According to RFC 2434 terminology, I think what you are asking about
is Private Use options:

      Private Use - For private or local use only, with the type and
           purpose defined by the local site. No attempt is made to
           prevent multiple sites from using the same value in different
           (and incompatible) ways. There is no need for IANA to review
           such assignments and assignments are not generally useful for
           interoperability.

           Examples: Site-specific options in DHCP [DHCP] have
           significance only within a single site.  "X-foo:" header
           lines in email messages.

Ted Lemon <mellon@nominum.com> writes:

> I am unaware of a single example where site-specific options have ever been 
> used.

I assume you mean as defined above.
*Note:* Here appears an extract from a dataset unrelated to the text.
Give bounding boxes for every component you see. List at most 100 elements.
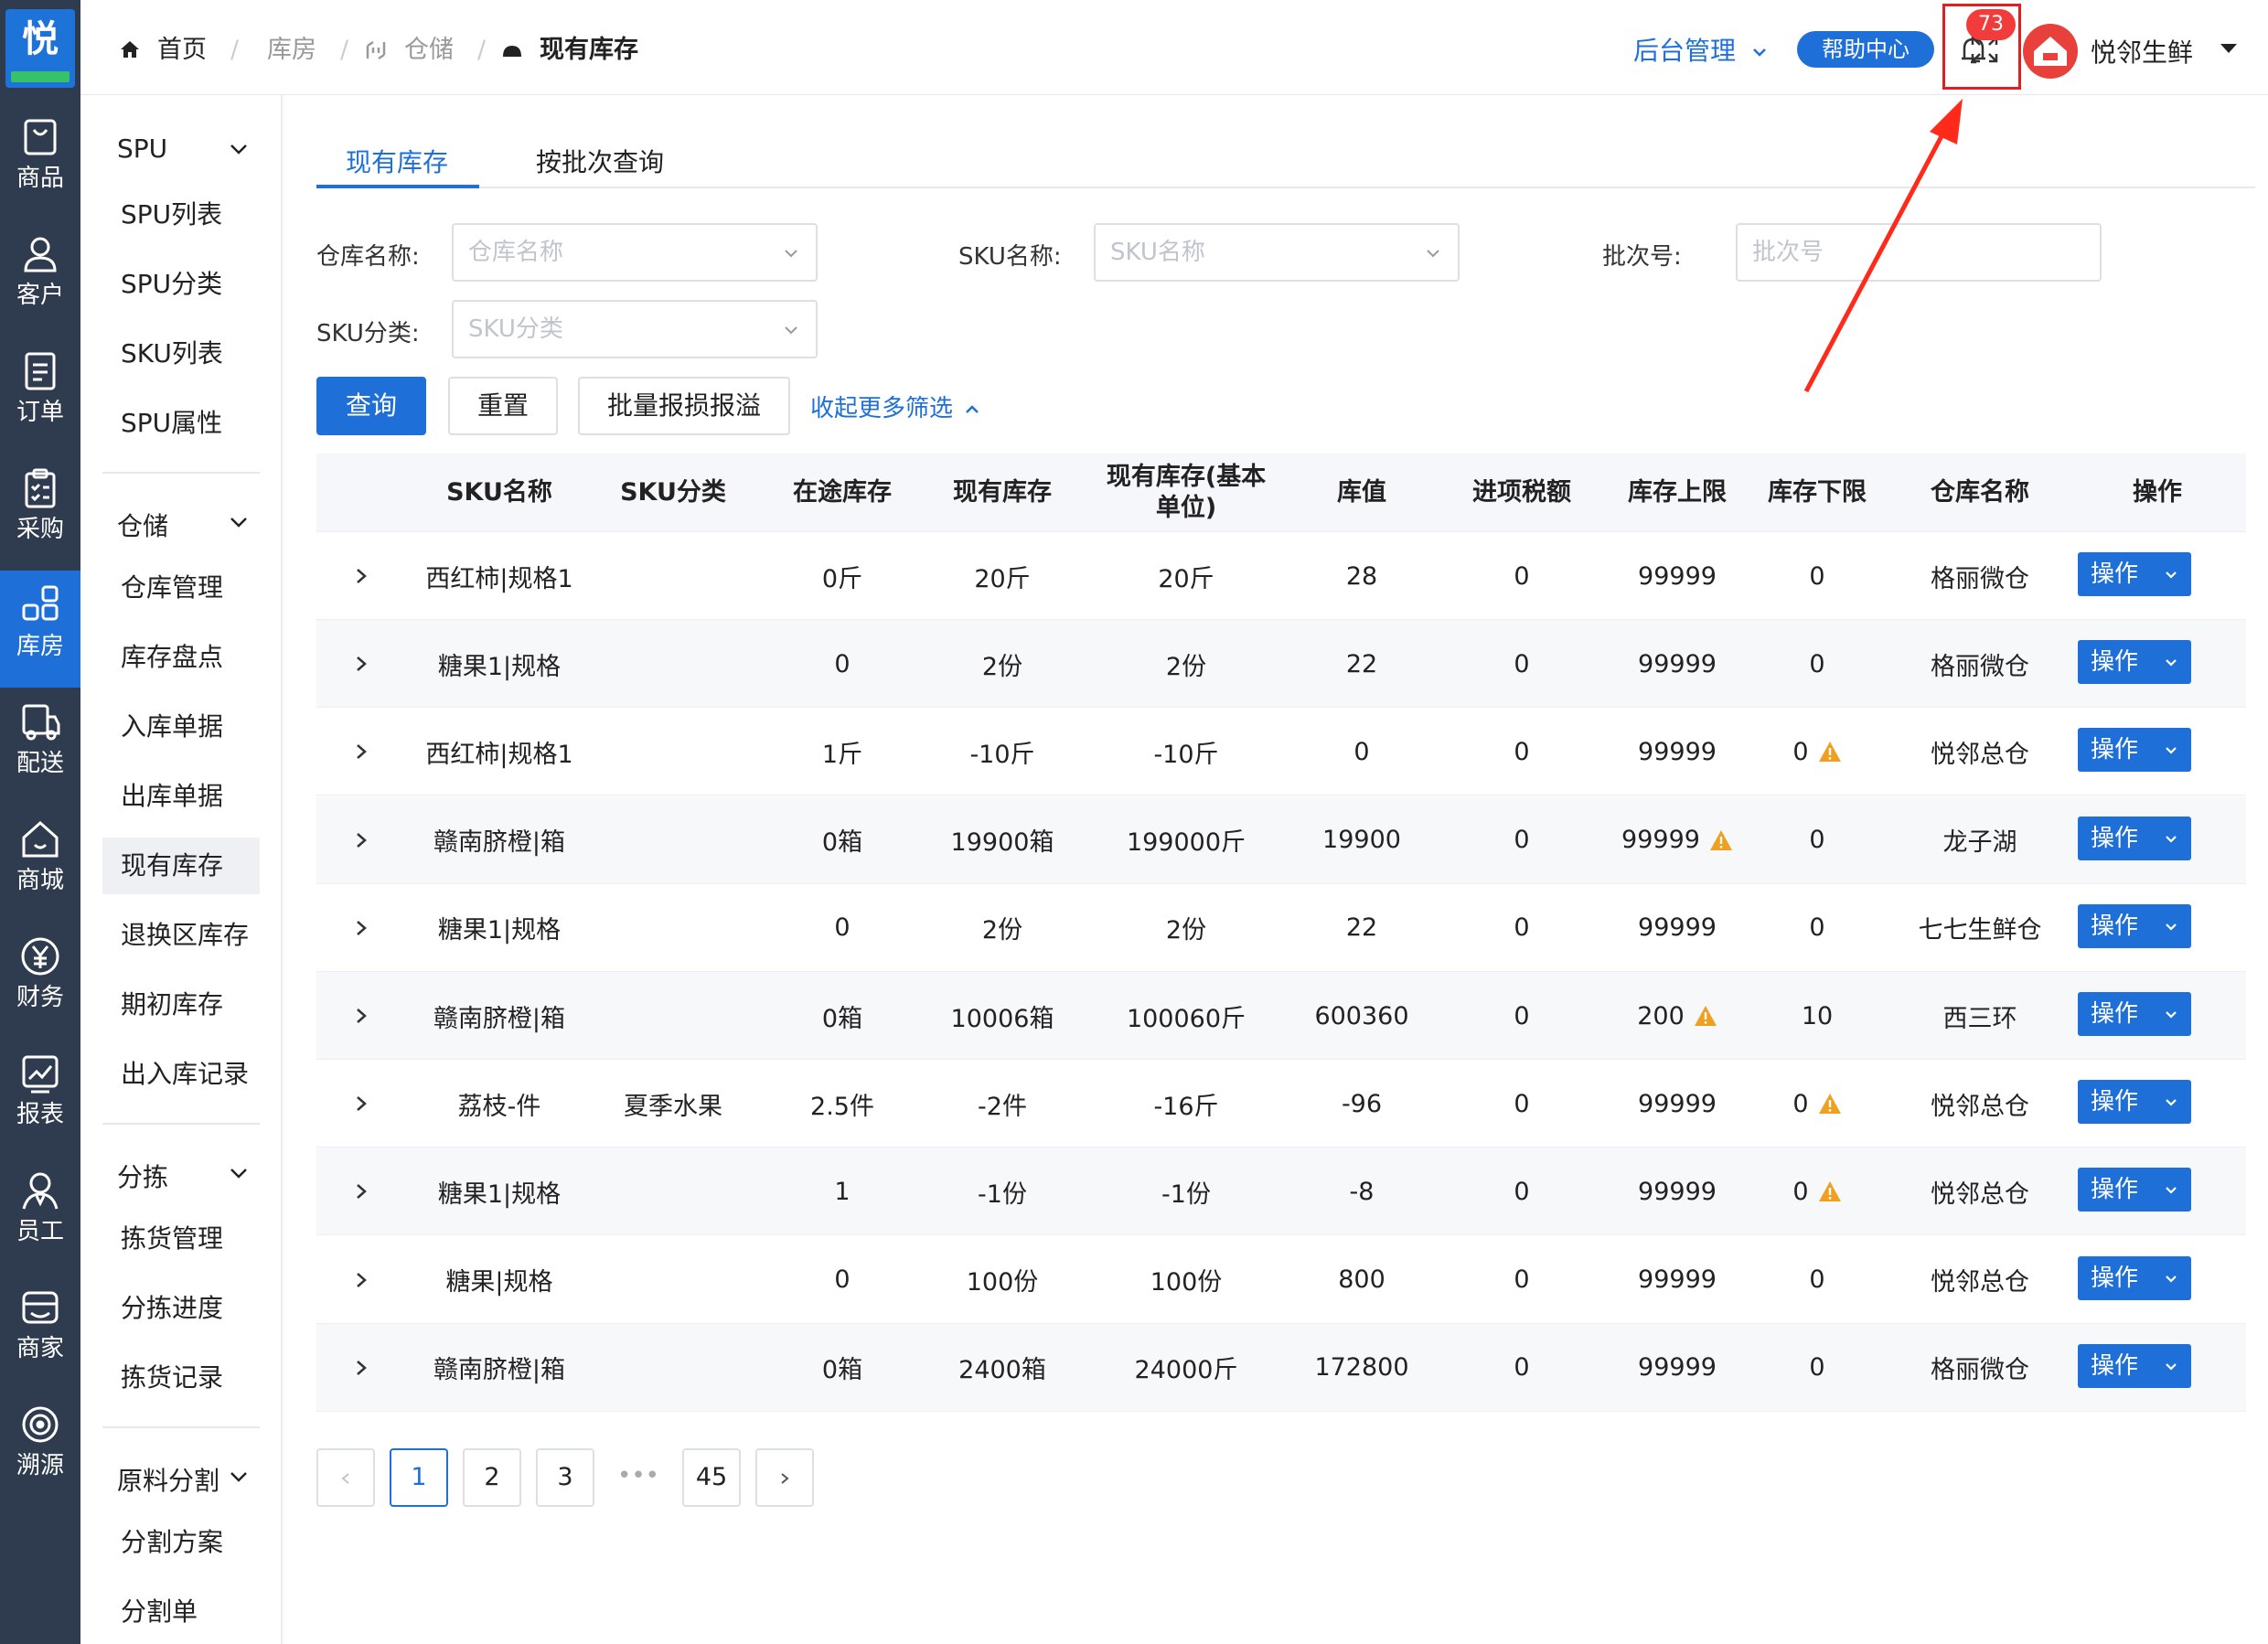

If this is the case, DHCPv6
would't seem to need them!

Vernon Schryver <vjs@calcite.rhyolite.com> writes:

> Microsoft is using more than one "site-specific" IPv4 DHCP options.
> Their web pages talk about 252 and you can see 251 if you snoop
> on Window ME packets.

This is not what I would call "Private Use". If a vendor ships a
product with values hard-wired in, there is the risk  of name-space
collisions. In such cases, it would seem better to assign option
values from the global pool.

Ted Lemon <mellon@nominum.com> writes:

> We shouldn't allow people to request option codes from the IANA if they 
> haven't published a draft, but I think it's safe to relax the restrictions 
> to the extent that if a draft exists, an option code can be assigned 
> without the draft going to last call.   This utterly draconian 
> requirementis only justified by the extremely small number of option codes 
> available in DHCPv4.

There are a number of reasons why you might not want to assign an
option code until the spec is done, but they may not apply in all
cases.

Giving out numbers to anyone almost guarantees that some will be
assigned and never used. In some cases (i.e., DHCv4) this is a
problem. In others (DHCPv6?) probably not.

Giving out numbers too early runs the risk of having vendors
implement/ship from an early draft, and then the WG may have to deal
with the problem of not being able to redefine the option the way it
wants because of deployed systems. That has happened in this WG. 
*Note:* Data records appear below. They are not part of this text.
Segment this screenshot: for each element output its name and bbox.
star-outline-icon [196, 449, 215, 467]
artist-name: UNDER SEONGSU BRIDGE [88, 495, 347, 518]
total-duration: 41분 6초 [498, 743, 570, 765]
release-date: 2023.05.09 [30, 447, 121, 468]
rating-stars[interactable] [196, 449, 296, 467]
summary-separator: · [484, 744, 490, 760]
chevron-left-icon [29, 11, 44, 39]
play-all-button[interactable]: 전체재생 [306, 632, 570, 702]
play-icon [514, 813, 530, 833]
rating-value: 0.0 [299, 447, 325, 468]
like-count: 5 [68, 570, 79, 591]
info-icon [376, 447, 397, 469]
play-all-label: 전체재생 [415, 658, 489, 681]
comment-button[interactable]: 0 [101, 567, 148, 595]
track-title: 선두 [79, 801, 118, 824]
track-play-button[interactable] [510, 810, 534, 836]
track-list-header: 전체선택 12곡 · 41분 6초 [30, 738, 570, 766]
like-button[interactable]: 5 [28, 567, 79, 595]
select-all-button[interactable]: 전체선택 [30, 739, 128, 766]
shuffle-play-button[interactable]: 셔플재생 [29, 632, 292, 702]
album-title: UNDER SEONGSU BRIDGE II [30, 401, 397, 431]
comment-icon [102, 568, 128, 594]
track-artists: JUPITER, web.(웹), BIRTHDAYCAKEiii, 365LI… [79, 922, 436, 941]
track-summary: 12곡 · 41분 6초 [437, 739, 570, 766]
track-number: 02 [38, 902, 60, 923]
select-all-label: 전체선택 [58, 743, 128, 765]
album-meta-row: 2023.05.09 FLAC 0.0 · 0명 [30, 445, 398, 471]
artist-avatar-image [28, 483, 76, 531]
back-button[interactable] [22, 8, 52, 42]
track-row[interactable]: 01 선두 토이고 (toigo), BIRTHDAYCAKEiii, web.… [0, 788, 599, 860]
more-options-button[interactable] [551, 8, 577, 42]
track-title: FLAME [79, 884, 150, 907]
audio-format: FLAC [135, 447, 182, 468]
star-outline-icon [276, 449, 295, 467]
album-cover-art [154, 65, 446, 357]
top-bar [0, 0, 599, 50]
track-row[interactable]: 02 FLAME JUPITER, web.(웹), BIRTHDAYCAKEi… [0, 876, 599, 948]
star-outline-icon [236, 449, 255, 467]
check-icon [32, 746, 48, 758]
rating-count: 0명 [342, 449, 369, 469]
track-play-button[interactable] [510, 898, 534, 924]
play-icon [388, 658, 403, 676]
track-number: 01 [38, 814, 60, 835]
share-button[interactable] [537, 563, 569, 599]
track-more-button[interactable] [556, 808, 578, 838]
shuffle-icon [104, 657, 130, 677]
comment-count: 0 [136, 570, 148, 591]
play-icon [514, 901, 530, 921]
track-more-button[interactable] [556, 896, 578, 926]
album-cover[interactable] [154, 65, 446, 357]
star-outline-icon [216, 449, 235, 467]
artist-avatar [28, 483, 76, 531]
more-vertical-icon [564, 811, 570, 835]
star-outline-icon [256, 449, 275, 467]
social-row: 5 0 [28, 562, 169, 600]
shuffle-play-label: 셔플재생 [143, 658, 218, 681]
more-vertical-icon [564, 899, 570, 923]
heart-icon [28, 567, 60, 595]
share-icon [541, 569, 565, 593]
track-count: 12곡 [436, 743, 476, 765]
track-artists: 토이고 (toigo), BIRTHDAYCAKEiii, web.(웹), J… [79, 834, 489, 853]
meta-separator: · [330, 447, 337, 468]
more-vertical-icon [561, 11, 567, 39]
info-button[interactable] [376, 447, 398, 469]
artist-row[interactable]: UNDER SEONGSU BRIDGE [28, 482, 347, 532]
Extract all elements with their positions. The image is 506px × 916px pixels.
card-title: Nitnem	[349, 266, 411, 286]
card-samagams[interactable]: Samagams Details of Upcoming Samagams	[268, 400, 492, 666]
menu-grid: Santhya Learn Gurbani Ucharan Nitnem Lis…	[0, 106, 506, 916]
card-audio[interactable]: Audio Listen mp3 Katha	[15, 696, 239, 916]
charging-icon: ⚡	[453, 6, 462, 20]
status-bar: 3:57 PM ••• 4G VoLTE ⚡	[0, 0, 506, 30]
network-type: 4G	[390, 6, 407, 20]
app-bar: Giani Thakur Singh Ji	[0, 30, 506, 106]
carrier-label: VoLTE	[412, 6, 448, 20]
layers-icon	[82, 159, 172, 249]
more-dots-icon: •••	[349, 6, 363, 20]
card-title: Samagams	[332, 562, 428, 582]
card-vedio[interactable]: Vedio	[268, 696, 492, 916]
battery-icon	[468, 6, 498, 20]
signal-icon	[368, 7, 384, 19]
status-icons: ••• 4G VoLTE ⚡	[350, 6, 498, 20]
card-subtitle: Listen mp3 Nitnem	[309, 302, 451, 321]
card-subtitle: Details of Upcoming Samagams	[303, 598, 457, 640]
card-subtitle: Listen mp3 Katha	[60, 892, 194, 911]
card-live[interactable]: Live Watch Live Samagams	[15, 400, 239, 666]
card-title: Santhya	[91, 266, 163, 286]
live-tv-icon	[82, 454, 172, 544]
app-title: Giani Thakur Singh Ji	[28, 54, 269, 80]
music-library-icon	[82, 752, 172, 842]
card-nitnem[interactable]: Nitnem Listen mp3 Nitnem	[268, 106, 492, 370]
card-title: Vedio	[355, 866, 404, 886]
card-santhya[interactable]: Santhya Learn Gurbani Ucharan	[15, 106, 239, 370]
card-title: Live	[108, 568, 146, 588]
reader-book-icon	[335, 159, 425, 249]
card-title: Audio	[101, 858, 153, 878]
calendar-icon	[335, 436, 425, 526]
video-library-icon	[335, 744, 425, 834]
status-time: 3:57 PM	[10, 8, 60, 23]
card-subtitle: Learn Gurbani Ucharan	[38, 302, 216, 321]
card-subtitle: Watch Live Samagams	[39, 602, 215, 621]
Giving out numbers without any review runs the risk that someone will
reinvent an existing option, possibly badly. Hasn't that happened with
DHCPv4 before?

One might argue that withholding the assignment of a code point would
be incentive for a WG to finish the critical IDs and turn them into
RFCs, so that getting the option code assigned would still happen
relatively quickly. But, I no longer argue that, based on what I've
seen in some WGs. :-(

How serious the above problems are depends on the protocol, the
scarcity of option codes, the history of the community :-), etc.